Take heed, Dr Mahathir hasn’t changed, says ex-MP

Tawfik Ismail alleges that Malaysia is seeing the return of Mahathirism.

(FMT) – A former MP has urged senior politicians in Pakatan Harapan (PH) to remind their younger counterparts of the troubles Malaysia underwent during Dr Mahathir Mohamad’s tenure as prime minister in the 80s and 90s. 

“The only guys old enough to remember Mahathirism are those in their 60s,” he said. “So the old need to remind the young.”

Tawfik, who as an Umno member was Sungai Benut MP from 1986 to 1990, was commenting on Mahathir’s recent statement that he was willing to serve as prime minister for as long as the people wanted him to.

Mahathir had earlier this year backed an agreement among PH parties for PKR de facto head Anwar Ibrahim to succeed him as prime minister.  

Tawfik alleged that Mahathir was the same man he had been three decades ago, noting his recent announcement that a new national car project may be in the works.

“He hasn’t changed,” he said. “Now we’re getting Proton back. Welcome to 1984.” That was the year Perusahaan Otomobil Nasional decided on a joint venture with Japan’s Mitubishi Motors to produce the Proton Saga.

Tawfik said young people euphoric over PH’s electoral victory needed to know about alleged problems under the old Mahathir administration.

He cited as examples Mahathir’s rift with his deputy, Musa Hitam, and the widely condemned dismissal of Mohamed Salleh Abas as president of the Federal Court.

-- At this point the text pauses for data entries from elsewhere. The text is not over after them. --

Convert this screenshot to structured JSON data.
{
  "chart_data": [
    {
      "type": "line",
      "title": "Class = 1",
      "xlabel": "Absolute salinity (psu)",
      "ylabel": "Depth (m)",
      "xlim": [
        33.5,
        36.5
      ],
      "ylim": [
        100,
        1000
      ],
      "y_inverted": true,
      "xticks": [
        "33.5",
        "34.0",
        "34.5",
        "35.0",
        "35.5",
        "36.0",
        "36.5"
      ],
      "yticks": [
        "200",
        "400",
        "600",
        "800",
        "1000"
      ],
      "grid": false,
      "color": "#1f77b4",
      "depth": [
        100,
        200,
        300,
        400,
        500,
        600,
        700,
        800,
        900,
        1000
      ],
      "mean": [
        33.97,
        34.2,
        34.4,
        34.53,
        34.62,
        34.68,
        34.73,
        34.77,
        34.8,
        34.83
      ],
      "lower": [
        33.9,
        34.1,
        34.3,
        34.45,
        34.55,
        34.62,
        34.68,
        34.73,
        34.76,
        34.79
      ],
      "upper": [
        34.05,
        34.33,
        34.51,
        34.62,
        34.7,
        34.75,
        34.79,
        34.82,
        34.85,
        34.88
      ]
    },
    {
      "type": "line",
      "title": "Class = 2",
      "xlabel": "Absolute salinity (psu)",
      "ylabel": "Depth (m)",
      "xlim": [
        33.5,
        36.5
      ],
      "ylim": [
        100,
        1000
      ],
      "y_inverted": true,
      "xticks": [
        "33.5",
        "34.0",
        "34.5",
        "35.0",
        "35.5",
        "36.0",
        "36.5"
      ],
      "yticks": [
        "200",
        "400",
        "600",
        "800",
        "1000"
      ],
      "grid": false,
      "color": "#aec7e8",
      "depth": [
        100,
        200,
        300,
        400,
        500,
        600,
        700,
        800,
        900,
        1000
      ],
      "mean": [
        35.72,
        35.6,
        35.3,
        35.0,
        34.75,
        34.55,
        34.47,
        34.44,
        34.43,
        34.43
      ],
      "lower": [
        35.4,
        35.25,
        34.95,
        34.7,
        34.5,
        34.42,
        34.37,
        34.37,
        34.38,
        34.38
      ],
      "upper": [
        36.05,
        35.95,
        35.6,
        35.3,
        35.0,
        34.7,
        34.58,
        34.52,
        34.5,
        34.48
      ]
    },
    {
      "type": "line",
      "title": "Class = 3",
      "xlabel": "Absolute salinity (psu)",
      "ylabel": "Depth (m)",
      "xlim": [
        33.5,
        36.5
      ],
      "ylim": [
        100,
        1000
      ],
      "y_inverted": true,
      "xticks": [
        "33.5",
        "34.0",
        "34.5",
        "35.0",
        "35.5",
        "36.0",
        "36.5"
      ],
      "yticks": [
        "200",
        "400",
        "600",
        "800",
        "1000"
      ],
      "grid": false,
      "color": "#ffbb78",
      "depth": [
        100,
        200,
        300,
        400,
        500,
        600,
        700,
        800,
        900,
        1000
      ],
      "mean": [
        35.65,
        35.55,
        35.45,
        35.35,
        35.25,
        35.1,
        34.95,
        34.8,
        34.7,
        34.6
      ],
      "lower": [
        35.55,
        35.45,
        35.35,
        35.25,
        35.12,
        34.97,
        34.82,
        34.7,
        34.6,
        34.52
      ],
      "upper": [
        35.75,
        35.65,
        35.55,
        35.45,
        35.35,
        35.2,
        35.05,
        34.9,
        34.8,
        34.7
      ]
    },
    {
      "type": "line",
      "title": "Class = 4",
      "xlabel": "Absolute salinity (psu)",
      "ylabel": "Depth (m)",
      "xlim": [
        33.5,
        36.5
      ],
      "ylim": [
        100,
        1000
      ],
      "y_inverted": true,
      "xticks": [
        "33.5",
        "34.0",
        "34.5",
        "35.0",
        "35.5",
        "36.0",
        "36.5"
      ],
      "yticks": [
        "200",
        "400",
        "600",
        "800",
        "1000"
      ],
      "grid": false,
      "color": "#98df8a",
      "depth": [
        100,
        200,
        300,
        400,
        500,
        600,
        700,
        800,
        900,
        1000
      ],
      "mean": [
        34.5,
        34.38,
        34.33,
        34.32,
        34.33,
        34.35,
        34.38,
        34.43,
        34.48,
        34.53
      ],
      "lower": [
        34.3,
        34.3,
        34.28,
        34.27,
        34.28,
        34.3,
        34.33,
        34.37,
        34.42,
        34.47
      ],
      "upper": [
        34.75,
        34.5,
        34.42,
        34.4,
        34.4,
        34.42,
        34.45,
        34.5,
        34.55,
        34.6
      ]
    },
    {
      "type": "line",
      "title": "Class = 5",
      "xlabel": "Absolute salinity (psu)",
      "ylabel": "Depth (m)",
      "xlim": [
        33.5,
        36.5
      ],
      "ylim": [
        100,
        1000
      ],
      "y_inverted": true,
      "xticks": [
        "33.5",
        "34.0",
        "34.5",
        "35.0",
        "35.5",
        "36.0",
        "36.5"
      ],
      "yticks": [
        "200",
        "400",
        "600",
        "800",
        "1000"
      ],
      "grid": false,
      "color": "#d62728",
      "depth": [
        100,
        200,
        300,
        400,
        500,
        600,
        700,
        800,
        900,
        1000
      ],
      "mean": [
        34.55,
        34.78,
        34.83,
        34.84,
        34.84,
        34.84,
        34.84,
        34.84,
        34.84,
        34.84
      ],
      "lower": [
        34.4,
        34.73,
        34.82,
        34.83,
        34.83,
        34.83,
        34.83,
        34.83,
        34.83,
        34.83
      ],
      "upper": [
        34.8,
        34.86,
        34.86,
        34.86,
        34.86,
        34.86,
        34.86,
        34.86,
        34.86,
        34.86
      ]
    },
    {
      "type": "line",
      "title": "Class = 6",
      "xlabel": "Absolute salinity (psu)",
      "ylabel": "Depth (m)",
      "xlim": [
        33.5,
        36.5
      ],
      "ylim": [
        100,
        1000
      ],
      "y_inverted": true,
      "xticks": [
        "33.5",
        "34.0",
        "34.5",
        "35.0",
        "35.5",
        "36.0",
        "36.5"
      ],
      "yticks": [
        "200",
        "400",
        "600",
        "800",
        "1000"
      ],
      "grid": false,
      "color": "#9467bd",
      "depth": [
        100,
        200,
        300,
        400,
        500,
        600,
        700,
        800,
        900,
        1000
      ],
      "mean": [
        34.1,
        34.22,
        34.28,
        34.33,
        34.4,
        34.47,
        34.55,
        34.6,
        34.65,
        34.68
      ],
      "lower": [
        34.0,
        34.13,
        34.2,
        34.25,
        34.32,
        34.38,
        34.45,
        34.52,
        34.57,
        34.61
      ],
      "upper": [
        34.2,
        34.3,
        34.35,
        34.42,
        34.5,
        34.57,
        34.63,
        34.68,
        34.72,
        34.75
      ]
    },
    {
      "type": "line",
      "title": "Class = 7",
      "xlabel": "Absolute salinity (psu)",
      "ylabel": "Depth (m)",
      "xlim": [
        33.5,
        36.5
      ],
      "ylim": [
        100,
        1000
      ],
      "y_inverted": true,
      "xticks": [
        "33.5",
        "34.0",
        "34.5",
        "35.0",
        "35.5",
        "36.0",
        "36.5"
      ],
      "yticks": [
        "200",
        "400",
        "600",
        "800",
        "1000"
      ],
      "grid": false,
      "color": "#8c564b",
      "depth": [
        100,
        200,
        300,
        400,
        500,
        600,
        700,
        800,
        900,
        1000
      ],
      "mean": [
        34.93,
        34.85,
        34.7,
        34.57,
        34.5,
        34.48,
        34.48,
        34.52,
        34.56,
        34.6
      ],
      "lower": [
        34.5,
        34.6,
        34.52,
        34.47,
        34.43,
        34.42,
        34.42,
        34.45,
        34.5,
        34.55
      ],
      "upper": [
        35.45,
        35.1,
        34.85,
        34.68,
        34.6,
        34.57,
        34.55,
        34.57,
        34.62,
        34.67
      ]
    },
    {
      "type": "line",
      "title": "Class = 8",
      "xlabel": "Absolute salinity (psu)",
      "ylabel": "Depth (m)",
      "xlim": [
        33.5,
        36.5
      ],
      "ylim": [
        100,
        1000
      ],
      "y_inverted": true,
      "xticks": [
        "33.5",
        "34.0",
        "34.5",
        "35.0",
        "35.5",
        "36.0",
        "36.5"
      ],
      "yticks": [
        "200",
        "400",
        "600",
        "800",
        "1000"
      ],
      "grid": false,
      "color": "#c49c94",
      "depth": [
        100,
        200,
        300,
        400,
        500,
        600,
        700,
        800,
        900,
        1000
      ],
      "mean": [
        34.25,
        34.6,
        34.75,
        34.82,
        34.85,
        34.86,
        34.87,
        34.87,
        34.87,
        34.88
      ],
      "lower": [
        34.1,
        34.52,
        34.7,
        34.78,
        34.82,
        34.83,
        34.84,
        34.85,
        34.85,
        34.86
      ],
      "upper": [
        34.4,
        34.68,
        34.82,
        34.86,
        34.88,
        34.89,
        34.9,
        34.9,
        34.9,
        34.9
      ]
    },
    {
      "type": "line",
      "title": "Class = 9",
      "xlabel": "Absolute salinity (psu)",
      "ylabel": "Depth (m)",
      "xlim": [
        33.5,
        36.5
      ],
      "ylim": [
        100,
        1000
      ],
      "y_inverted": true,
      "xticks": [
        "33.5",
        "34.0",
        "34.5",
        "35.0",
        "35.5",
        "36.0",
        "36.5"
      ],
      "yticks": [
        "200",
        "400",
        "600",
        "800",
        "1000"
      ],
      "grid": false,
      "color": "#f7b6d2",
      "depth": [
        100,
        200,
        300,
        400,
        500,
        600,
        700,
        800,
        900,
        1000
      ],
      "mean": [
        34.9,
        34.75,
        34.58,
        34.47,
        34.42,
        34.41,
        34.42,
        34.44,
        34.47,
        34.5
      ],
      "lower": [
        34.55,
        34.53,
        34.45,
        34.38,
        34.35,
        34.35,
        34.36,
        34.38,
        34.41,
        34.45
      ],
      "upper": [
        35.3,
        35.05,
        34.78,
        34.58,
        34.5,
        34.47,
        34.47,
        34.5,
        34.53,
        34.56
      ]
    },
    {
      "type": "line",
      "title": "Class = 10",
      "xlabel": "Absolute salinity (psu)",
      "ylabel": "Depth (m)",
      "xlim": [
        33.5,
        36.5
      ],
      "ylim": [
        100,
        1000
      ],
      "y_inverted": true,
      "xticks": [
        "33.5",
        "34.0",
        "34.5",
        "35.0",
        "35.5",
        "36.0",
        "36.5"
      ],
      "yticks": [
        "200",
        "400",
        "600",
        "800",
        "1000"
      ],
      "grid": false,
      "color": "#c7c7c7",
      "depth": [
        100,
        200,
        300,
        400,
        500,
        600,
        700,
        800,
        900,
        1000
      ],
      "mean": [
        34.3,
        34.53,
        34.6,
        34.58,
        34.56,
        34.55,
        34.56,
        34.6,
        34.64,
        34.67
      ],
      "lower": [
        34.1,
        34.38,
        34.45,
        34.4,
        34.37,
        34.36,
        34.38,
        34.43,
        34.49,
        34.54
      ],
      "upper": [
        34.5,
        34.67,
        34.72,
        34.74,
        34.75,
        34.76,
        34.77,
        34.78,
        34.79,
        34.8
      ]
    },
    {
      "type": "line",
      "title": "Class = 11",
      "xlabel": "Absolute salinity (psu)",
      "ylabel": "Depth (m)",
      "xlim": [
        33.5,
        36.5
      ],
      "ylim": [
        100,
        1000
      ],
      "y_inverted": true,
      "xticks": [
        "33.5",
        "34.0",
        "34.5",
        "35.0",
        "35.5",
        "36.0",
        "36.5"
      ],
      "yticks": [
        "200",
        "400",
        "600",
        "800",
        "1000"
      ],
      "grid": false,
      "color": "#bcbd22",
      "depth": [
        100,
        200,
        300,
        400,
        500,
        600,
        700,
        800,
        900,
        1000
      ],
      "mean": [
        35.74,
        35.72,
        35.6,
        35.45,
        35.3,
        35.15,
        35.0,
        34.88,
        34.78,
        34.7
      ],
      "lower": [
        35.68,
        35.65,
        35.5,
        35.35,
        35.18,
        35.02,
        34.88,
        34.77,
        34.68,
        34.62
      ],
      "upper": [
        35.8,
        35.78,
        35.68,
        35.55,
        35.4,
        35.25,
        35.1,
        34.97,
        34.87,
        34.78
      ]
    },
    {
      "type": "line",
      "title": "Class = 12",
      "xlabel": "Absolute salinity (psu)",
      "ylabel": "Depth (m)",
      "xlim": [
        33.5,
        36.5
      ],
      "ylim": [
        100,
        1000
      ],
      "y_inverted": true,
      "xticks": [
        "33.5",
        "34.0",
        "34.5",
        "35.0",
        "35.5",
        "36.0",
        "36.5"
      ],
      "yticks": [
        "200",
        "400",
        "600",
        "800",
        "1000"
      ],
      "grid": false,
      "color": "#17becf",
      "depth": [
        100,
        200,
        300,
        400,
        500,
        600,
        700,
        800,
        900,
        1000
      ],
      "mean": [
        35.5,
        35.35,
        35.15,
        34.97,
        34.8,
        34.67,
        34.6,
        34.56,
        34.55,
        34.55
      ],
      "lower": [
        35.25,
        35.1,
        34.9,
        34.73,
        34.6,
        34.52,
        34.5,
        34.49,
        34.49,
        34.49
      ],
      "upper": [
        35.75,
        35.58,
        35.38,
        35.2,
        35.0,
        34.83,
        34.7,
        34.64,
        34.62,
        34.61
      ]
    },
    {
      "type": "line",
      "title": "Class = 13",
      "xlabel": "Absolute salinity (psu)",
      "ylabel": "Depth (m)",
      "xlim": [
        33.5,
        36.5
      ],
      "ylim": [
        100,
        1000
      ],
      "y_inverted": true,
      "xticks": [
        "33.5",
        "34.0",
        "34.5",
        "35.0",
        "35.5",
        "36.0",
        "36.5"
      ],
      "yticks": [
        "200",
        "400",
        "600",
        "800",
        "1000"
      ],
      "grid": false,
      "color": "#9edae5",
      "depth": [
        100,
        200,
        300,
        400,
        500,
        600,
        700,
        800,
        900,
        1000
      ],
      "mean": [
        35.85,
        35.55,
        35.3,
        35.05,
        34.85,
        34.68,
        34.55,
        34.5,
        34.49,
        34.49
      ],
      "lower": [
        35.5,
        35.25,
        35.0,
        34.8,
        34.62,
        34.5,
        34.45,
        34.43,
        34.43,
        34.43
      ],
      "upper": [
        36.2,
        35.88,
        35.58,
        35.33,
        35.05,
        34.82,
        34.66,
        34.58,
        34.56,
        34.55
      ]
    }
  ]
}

He also said people needed to be wary of foreign interests dumping poor technology on the country disguised as “experimentation and innovation” under Mahathir.

“This is how industrialised countries like Japan sell new technology that hasn’t found a market or old technology that has a diminishing market,” he said.

He said an example of the former was the failed Perwaja Steel project and an example of the latter was the adoption of the Mitsubishi Lancer model to manufacture the Proton Saga.

Perwaja was formed in 1982 during Mahathir’s tenure as prime minister with a paid-up capital of RM250 million. However, by the end of 1986 it had seen losses of up to RM131 million, reportedly due to management problems and the appreciation of the yen.

The company was later revived but was forced to shut down its Kemaman operations in 2013, laying off 1,500 workers.